Showing support for the troops on Pachino DayPosted by CoryCruise on July 13, 2010 | No comments
Niagara This Week – St. Catharines Jul. 13, 2010
Canada Day may have been at the beginning of the month, but patriotism in Niagara Falls didn’t stop there.
On Saturday afternoon, flags were flying and spirits were running high at the “Support the Troops” rally at the Royal Canadian Legion Branch 51 on Fraser Street.
The event kicked off at 1 p.m. and featured live entertainment in the form of local rockers Black Creek and Cory Cruise, whose brother Jesse Obee serves with the Canadian Forces. There was plenty of food and, of course, lots of Canadian flags.
Mike Blais, event organizer, said it’s important for Canadians to show their support for the troops.
“I’m worried that people are getting a little complacent in supporting the troops,” he said. “It’s important to let them know that we’re thinking about them and support them.”
Attendees at the rally were able to show that support by signing the “Travelling Flag” – a Canadian flag that has been across the country, and back again. People show their support by signing on the red portion of the flag, while on the white portion are the names of the 150 Canadian Forces members who have been killed while serving in Afghanistan and the four civilian casualties, which include a journalist and diplomat.
Sue Obee from St.
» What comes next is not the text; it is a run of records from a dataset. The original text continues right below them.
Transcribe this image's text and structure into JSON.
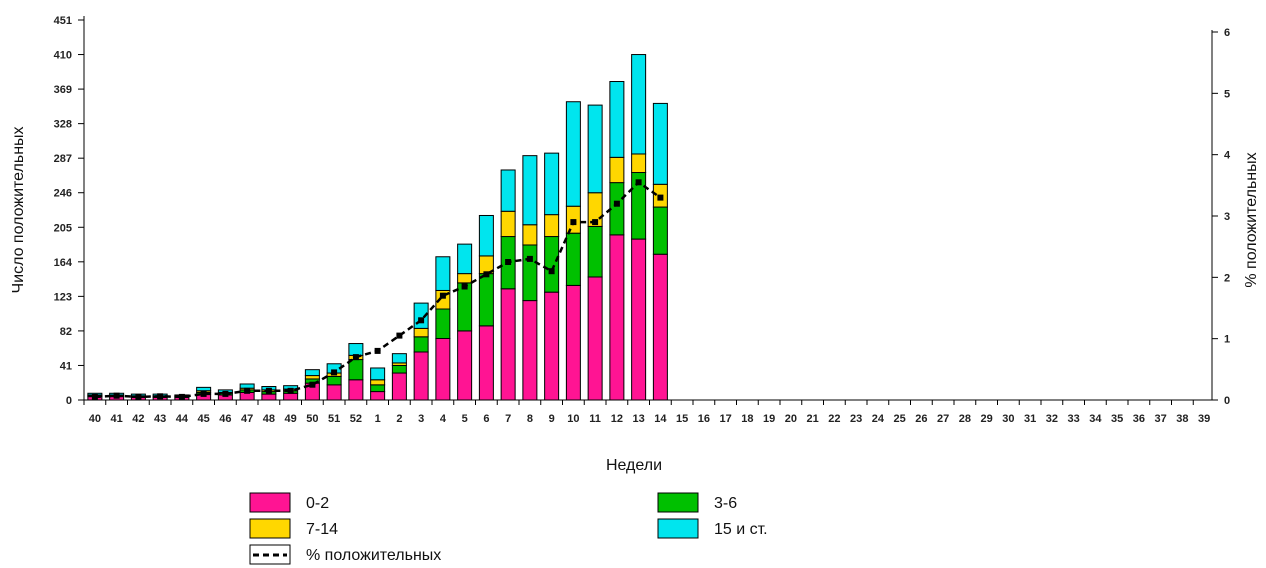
{
  "chart_data": {
    "type": "bar",
    "stacked": true,
    "categories": [
      "40",
      "41",
      "42",
      "43",
      "44",
      "45",
      "46",
      "47",
      "48",
      "49",
      "50",
      "51",
      "52",
      "1",
      "2",
      "3",
      "4",
      "5",
      "6",
      "7",
      "8",
      "9",
      "10",
      "11",
      "12",
      "13",
      "14",
      "15",
      "16",
      "17",
      "18",
      "19",
      "20",
      "21",
      "22",
      "23",
      "24",
      "25",
      "26",
      "27",
      "28",
      "29",
      "30",
      "31",
      "32",
      "33",
      "34",
      "35",
      "36",
      "37",
      "38",
      "39"
    ],
    "series": [
      {
        "name": "0-2",
        "color": "#ff1493",
        "values": [
          4,
          4,
          3,
          3,
          3,
          7,
          6,
          9,
          7,
          8,
          20,
          18,
          24,
          10,
          32,
          57,
          73,
          82,
          88,
          132,
          118,
          128,
          136,
          146,
          196,
          191,
          173,
          null,
          null,
          null,
          null,
          null,
          null,
          null,
          null,
          null,
          null,
          null,
          null,
          null,
          null,
          null,
          null,
          null,
          null,
          null,
          null,
          null,
          null,
          null,
          null,
          null
        ]
      },
      {
        "name": "3-6",
        "color": "#00c000",
        "values": [
          1,
          1,
          1,
          1,
          1,
          2,
          2,
          3,
          3,
          3,
          5,
          10,
          24,
          8,
          9,
          18,
          35,
          57,
          62,
          62,
          66,
          66,
          62,
          60,
          62,
          79,
          56,
          null,
          null,
          null,
          null,
          null,
          null,
          null,
          null,
          null,
          null,
          null,
          null,
          null,
          null,
          null,
          null,
          null,
          null,
          null,
          null,
          null,
          null,
          null,
          null,
          null
        ]
      },
      {
        "name": "7-14",
        "color": "#ffd700",
        "values": [
          1,
          1,
          1,
          1,
          1,
          2,
          1,
          2,
          2,
          2,
          4,
          4,
          5,
          6,
          3,
          10,
          22,
          11,
          21,
          30,
          24,
          26,
          32,
          40,
          30,
          22,
          27,
          null,
          null,
          null,
          null,
          null,
          null,
          null,
          null,
          null,
          null,
          null,
          null,
          null,
          null,
          null,
          null,
          null,
          null,
          null,
          null,
          null,
          null,
          null,
          null,
          null
        ]
      },
      {
        "name": "15 и ст.",
        "color": "#00e5ee",
        "values": [
          2,
          2,
          2,
          2,
          1,
          4,
          3,
          5,
          4,
          4,
          7,
          11,
          14,
          14,
          11,
          30,
          40,
          35,
          48,
          49,
          82,
          73,
          124,
          104,
          90,
          118,
          96,
          null,
          null,
          null,
          null,
          null,
          null,
          null,
          null,
          null,
          null,
          null,
          null,
          null,
          null,
          null,
          null,
          null,
          null,
          null,
          null,
          null,
          null,
          null,
          null,
          null
        ]
      }
    ],
    "line_series": {
      "name": "% положительных",
      "color": "#000000",
      "dash": "dashed",
      "axis": "right",
      "values": [
        0.05,
        0.07,
        0.05,
        0.06,
        0.05,
        0.1,
        0.1,
        0.15,
        0.15,
        0.15,
        0.25,
        0.45,
        0.7,
        0.8,
        1.05,
        1.3,
        1.7,
        1.85,
        2.05,
        2.25,
        2.3,
        2.1,
        2.9,
        2.9,
        3.2,
        3.55,
        3.3,
        null,
        null,
        null,
        null,
        null,
        null,
        null,
        null,
        null,
        null,
        null,
        null,
        null,
        null,
        null,
        null,
        null,
        null,
        null,
        null,
        null,
        null,
        null,
        null,
        null
      ]
    },
    "xlabel": "Недели",
    "ylabel": "Число положительных",
    "y2label": "% положительных",
    "ylim": [
      0,
      451
    ],
    "y2lim": [
      0,
      6
    ],
    "yticks": [
      "0",
      "41",
      "82",
      "123",
      "164",
      "205",
      "246",
      "287",
      "328",
      "369",
      "410",
      "451"
    ],
    "y2ticks": [
      "0",
      "1",
      "2",
      "3",
      "4",
      "5",
      "6"
    ],
    "legend_position": "bottom",
    "grid": false
  },
  "legend": [
    {
      "label": "0-2",
      "color": "#ff1493",
      "kind": "box"
    },
    {
      "label": "3-6",
      "color": "#00c000",
      "kind": "box"
    },
    {
      "label": "7-14",
      "color": "#ffd700",
      "kind": "box"
    },
    {
      "label": "15 и ст.",
      "color": "#00e5ee",
      "kind": "box"
    },
    {
      "label": "% положительных",
      "color": "#000000",
      "kind": "dash"
    }
  ]
}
Catharines signed the flag twice, once with her own name and the second time with the name of her son, Jesse, who has served in Afghanistan and is currently at the Canadian Forces Base Petawawa.
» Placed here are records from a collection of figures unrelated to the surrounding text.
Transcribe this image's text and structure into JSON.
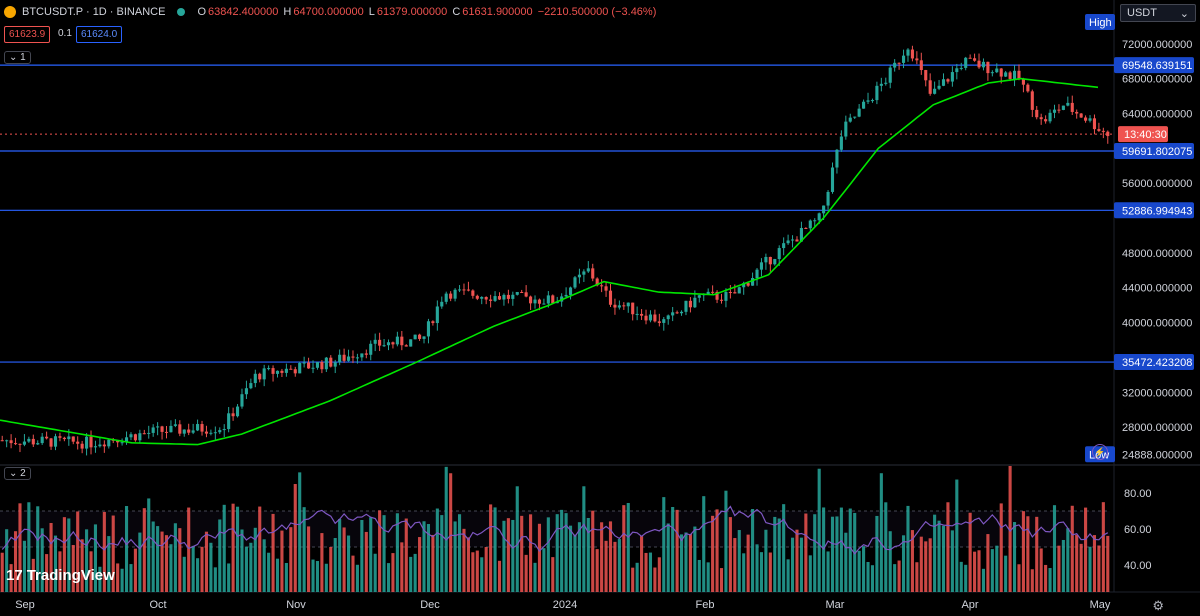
{
  "header": {
    "symbol": "BTCUSDT.P · 1D · BINANCE",
    "open_label": "O",
    "open": "63842.400000",
    "high_label": "H",
    "high": "64700.000000",
    "low_label": "L",
    "low": "61379.000000",
    "close_label": "C",
    "close": "61631.900000",
    "change": "−2210.500000 (−3.46%)",
    "bid": "61623.9",
    "spread": "0.1",
    "ask": "61624.0"
  },
  "currency_selector": {
    "value": "USDT"
  },
  "pane_tags": [
    "1",
    "2"
  ],
  "price_axis_labels": [
    "72000.000000",
    "68000.000000",
    "64000.000000",
    "56000.000000",
    "48000.000000",
    "44000.000000",
    "40000.000000",
    "32000.000000",
    "28000.000000",
    "24888.000000"
  ],
  "oscillator_axis_labels": [
    "80.00",
    "60.00",
    "40.00"
  ],
  "time_axis_labels": [
    "Sep",
    "Oct",
    "Nov",
    "Dec",
    "2024",
    "Feb",
    "Mar",
    "Apr",
    "May"
  ],
  "level_tags": [
    "69548.639151",
    "59691.802075",
    "52886.994943",
    "35472.423208"
  ],
  "countdown": "13:40:30",
  "high_tag": {
    "label": "High"
  },
  "low_tag": {
    "label": "Low",
    "value": "24888.000000"
  },
  "brand": {
    "name": "TradingView"
  },
  "colors": {
    "up": "#26a69a",
    "down": "#ef5350",
    "ma": "#00e600",
    "level": "#2962ff",
    "oscillator": "#7e57c2"
  },
  "chart_data": {
    "type": "candlestick",
    "y_range": [
      24000,
      74500
    ],
    "levels": [
      69548.639151,
      59691.802075,
      52886.994943,
      35472.423208
    ],
    "last_price": 61631.9,
    "ma_path_price": [
      [
        0,
        28800
      ],
      [
        0.06,
        27500
      ],
      [
        0.12,
        26200
      ],
      [
        0.18,
        26000
      ],
      [
        0.22,
        27200
      ],
      [
        0.3,
        31000
      ],
      [
        0.38,
        35500
      ],
      [
        0.45,
        39600
      ],
      [
        0.5,
        42000
      ],
      [
        0.55,
        44700
      ],
      [
        0.6,
        43500
      ],
      [
        0.65,
        43200
      ],
      [
        0.7,
        45500
      ],
      [
        0.75,
        52000
      ],
      [
        0.8,
        60000
      ],
      [
        0.85,
        65000
      ],
      [
        0.9,
        67500
      ],
      [
        0.93,
        68000
      ],
      [
        1,
        67000
      ]
    ],
    "oscillator_range": [
      25,
      95
    ],
    "oscillator_guides": [
      70,
      50
    ]
  }
}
“He really wanted to be here, but it just wasn’t possible because he’s on course right now,” she said. Her eldest son, Cory Cruise, also signed the flag and performed at the event.
Blais said the flag will be making its way across the country, collecting signatures, before heading to Afghanistan in November with a member of the Royal Canadian Regiment. Eventually, he said, it will be on display in the war museum once the troops return home.
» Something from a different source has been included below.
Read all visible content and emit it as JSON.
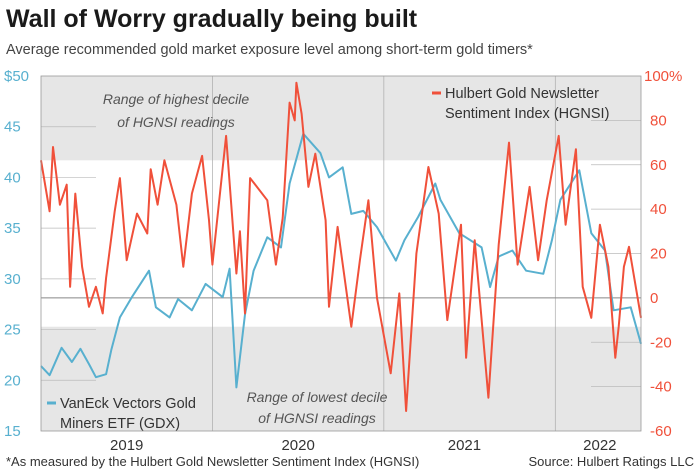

“Lots of people came today just to the sign the flag,” he said. “They apologized for not being able to stay but they said they really wanted to sign the flag.”
Speaking to the crowd on Saturday afternoon, Blais said that while Canada will have been at war in Afghanistan for almost 10 years by the time of the scheduled end of the Canadian mission next year, the nation’s collective resolve has been tested.
“Tragically, the Niagara region has not been spared of the heartbreaking grief, and five exceedingly courageous soldiers have been slain,” he said. “As a community, we have shared profound sadness and demonstrated great empathy for the loved ones of those the valiant have left behind.”
For those who weren’t able to attend the event but are looking for a way to show their support at home, Blais said the best way is to wear red on Fridays.
“It’s so simple and maybe even seems a little insignificant, but it really does matter,” he said. “You would not believe the amount of people, strangers, who have come up to me and thanked me for wearing red.
Families of people serving overseas, soldiers who have returned home, and families who have lost someone in combat – they’ll come up and thank me or give me a hug. It matters to them.”
The rally was tied into Branch 51’s annual Battle of Pachino Day event where members gather and eat a bowl of “lousy” spaghetti and drink a glass of wine.
“It’s just what they did then,” he said.
The Battle of Pachino took place on July 10, 1943, and marked the invasion of Sicily.